The denial of racism in football (despite incriminating video footage) is an attempt to silence opposition to, and even conversations about, racial and ethnic discrimination in the game. The denial of wrongdoing in both cases was focussed around the argument that the player was not ‘a racist.’ This is rooted in the misguided belief in the UK that racism is a problem of the few – whether ‘the racist’ or people of colour for simply being there – rather than a fundamental structural problem in British society. Instead, being ‘a racist’ is thought of as a kind of permanent and individualized state of being, rather than understanding racism to be an institutional, pervasive and shifting set of relationships with deep historical roots.

Racism in football has been discussed far more since the creation of the Kick It Out campaign in 1993. However, the recent scandals suggest that these conversations have made little real difference. Rio Ferdinand, Manchester United player and Anton’s brother, responded to Blatter’s comments that “I feel stupid for thinking that football was taking a leading role against racism – it seems it was just on mute for a while.”

It was not until mid-February that the government picked a side, declaring that it would hold a summit on racism in football. Culture Secretary Jeremy Hunt stated that the last couple of months have shown us that “you can never be complacent.” Yet the government that Hunt is part of is rapidly dismantling the welfare state and pushing through a radical political agenda under the guise of ‘austerity measures’ in the face of economic crisis. Already these policies are making the poor poorer and yet the link between racism, social exclusion and poverty is one that Cameron’s government does not seem to consider. Complacent indeed.

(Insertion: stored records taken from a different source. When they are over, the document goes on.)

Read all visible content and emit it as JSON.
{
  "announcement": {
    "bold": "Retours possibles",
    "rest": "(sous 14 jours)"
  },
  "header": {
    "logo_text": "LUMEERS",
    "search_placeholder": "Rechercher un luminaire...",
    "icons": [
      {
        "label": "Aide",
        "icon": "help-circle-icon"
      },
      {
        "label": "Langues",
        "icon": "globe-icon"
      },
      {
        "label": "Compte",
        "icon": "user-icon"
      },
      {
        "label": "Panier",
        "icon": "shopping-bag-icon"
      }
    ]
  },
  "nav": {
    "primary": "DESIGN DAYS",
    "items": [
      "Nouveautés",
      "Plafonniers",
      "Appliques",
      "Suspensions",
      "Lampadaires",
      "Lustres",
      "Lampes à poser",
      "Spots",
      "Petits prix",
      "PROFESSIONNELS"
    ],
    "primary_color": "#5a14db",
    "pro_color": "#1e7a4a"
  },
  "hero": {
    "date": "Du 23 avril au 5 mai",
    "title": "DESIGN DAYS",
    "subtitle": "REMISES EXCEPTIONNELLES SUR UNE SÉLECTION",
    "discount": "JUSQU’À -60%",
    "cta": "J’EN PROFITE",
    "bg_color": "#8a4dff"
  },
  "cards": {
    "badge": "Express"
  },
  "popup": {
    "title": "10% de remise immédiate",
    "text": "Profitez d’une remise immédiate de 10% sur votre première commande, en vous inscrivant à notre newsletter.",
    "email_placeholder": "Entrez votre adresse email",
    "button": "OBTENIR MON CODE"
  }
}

Recent events have revealed the veiled racism that lurks just beneath the surface of English society. These incidents of racism on the pitch came shortly after the riots of August 2011. Taken together, the riots and the football scandals reveal the absence, from British public life, of any tradition or space for constructive public conversation about how the country’s imperial past haunts modern British society. The first riot, in Tottenham, occurred after a peaceful protest over the police shooting of a young black man, Mark Duggan, and as a whole, the riots demonstrated the strength of feeling about continuing police persecution of black communities. The looting and breakdown of police control that followed the initial protest was quickly framed in racist terms, as evidence of a link between blackness and criminality. The ultimate example of this was ‘historian’ David Starkey’s claim on the current affairs programme Newsnight: “the problem is that the whites have become black.”

For many, football is England and England is football. The silencing of and complacency towards racism in English football reflects a wider denial of structural racism in English society, which has very real consequences. Sport speaks to us all and it is telling us something terrifying.